Thirty years ago this week, the Welsh-language television channel S4C broadcast for the first time.
From that historic moment until today, the channel has ensured the survival of Welsh as a community language, used every day across the country. Modern Wales would be unimaginable without it.
That achievement alone cannot be understated.
But the inspirational story of the channel's establishment is also one of triumph over the Tories that resonates through the decades to today's austere times.
Before the 1979 general election both Labour and Tory parties had promised to establish a Welsh language channel, a result of a decade of campaigning by Welsh language activists.
But all too predictably, once the Tories had won power and Thatcher was through the doors of No 10 they reneged on their promise.
Incensed by the decision and motivated by his desire to ensure a future for the language, then Plaid Cymru president Gwynfor Evans said he would embark on a hunger strike unless the government delivered on their manifesto pledge.
"Without Gwynfor Evans's hunger strike threat, there would be no S4C. Thatcher was reading Irish history then and feared a Welsh martyr," Labour MP Paul Flynn wrote on Twitter this week.
And Flynn, MP for Newport West, told the Star: "I was up to my neck in broadcasting politics at the time.
"I was acting chairman of the Broadcasting Council for Wales and I resigned because the home secretary announced that there was going to be no fourth channel [for Wales].
"My resignation didn't do any difference. It caused a little stir but the issue was dead, they weren't going to provide the money for the fourth channel and it was then that Gwynfor Evans announced his hunger strike.
"People want to deny it and say it was Thatcher changing her mind, but it wasn't, she changed her mind under duress of the possibility that a figure that had great respect in Wales, by all parties, would die.
"I made a speech at the '88 Eisteddfod about the sacrifice of one man for the channel. I had a very angry letter from one of my Labour colleagues, but this is the truth, this is what really happened."
Despite this Evans's actions aren't without critics.
Tyrone O'Sullivan, who led many strikes in the '70s and '80s, and led a workers buyout of Tower colliery in south Wales, warned today's trade union leaders against relying on individual acts of protest.

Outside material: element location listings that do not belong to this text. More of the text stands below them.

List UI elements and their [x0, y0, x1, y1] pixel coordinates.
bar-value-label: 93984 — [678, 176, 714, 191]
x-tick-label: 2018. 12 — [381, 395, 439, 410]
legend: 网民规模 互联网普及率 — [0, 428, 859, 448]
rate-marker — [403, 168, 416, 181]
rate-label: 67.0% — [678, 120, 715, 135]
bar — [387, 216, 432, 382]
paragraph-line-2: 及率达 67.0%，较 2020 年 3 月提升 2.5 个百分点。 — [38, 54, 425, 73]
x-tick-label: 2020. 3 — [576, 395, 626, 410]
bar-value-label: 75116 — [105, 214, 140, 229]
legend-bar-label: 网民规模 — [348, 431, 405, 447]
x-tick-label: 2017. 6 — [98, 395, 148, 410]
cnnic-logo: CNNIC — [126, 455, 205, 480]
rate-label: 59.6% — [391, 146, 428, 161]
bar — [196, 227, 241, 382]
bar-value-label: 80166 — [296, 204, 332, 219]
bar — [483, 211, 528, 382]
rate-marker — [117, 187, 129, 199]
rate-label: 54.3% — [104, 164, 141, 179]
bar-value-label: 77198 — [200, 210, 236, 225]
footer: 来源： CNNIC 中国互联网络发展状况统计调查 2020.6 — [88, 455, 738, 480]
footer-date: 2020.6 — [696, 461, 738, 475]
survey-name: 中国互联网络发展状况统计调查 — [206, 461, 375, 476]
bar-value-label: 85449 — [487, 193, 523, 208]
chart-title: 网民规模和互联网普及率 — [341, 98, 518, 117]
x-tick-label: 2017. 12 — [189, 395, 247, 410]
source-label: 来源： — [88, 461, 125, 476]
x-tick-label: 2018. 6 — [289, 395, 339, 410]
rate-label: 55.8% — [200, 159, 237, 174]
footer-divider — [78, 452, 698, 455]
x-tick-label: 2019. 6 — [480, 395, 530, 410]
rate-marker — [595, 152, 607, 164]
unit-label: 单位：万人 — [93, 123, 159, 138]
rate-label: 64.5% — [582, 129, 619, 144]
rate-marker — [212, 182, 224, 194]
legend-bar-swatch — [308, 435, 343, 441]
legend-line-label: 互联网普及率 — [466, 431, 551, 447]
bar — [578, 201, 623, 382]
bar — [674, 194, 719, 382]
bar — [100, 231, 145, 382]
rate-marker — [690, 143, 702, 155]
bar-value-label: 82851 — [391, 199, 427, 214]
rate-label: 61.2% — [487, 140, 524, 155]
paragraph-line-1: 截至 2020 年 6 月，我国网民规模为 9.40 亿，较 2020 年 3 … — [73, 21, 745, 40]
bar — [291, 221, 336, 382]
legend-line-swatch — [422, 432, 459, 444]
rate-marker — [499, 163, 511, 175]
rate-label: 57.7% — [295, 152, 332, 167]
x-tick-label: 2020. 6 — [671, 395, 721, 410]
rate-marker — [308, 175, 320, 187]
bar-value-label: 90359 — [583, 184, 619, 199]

"I was doing so much myself in and around that time I would say that I'm not much into the Gwynfor story," he said.
"Martyrs in working-class movements are very rarely remembered and many times the lessons are not learned.
"Being willing to go on strike is definitely the way forward. There is no alternative - if you don't stop the creation of wealth you will not hit the rich and powerful."
But seven years after his death, Evans's passion for his language and for fairness for people around the world still burns brightly.
"You turn if you want to, but the lady's not for turning", Thatcher told the Conservative Party's 1980 conference to her party's delight.
It's a sentence that encapsulates the myth of the "iron lady," but Thatcher's speech came soon after she was forced to back down to Wales's wishes.
And to mark the Tory U-turn some new graffiti appeared near Westminster. It read "Gwynfor 1 Whitelaw 0," - a reference to Thatcher's home secretary William Whitelaw who tried to block the channel's creation.
Justice had been won, Thatcher and her Tories had been beaten and, perhaps inspired by people like Gwynfor Evans, they can be beaten again.